Three functions are available for sampling.


Random Samples

The first function

   

     samp_rand(prop)

    

allows for simple random sampling.  Each case is selected with a probability equal to prop.


For example, for a random sample of one tenth of a data set, use:

     

    where samp_rand(.1)


Random Samples of Fixed Size

The second function

    

    samp_fixed(sample_size,total_observations)

     

allows a random sample of fixed size to be drawn.  When using this function, the first case is drawn with a probability of  sample_size/total_observations, and the succeeding i'th case is drawn with a probability of  (sample_size - hits) / (total_observations - i).

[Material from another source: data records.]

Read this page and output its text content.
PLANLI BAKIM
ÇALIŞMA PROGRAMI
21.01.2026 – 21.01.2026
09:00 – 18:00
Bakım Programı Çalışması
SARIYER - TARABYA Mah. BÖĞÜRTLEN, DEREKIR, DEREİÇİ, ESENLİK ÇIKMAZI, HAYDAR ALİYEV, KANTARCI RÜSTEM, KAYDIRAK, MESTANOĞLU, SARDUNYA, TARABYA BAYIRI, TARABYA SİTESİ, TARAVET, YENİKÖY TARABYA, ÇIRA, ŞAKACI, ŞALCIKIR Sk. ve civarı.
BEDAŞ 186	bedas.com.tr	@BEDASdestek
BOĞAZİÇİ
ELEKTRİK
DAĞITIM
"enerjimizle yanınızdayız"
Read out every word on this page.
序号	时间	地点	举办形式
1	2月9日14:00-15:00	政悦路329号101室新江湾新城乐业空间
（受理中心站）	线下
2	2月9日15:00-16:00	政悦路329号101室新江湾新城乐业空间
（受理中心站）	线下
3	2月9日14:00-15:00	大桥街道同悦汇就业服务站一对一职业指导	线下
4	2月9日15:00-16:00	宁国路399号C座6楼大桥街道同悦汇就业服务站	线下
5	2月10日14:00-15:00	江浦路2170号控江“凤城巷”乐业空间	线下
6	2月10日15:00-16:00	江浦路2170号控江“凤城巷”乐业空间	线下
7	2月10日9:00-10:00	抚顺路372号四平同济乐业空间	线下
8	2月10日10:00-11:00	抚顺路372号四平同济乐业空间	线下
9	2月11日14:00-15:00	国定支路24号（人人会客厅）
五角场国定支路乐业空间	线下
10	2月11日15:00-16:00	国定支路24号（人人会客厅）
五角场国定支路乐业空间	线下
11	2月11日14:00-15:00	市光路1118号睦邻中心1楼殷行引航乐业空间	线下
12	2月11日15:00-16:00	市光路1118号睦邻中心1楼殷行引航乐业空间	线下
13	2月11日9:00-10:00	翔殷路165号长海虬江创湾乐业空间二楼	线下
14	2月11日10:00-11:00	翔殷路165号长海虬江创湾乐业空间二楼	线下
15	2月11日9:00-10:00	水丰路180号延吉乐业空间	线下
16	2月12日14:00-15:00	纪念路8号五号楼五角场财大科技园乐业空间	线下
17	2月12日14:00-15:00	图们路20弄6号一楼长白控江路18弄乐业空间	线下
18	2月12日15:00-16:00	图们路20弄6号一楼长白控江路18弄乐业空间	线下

For example, if you had a data set of 1000 cases and wished for a random sample of 25 cases, you would specify:


    where samp_fixed(25,1000)


Systematic Random Samples

Finally, a third function

    

    samp_syst(interval)


performs a systematic sample of every n'th case after a random start.  For instance, to take every 6'th case, use:


    where samp_syst(6)


Sampling Subsets of the Input Data

Expressions are evaluated from left to right.  You can thus sample from a subset of your cases by subsetting them first and then sampling.


For example, to take a random half of high school graduates, use:


   where schooling >= 12 & samp_rand(.5)



Sampling Seed and Reproducible Samples

The random number generator that provides the basis of these sampling routines is 'rand_port()' in Jerry Dwyer, "Quick and Portable Random Number Generators."  C Users Journal, June, 1995,  pp. 33-44.  By default, it is seeded using a permutation of the time of day, and will yield a different sample on each run.


If you need a reproducible sample, you can generate it by using the same seed each time.  The seed is entered in the General Options section of the Options dialog box and should  be a positive integer in the range of one through 2,147,483,646.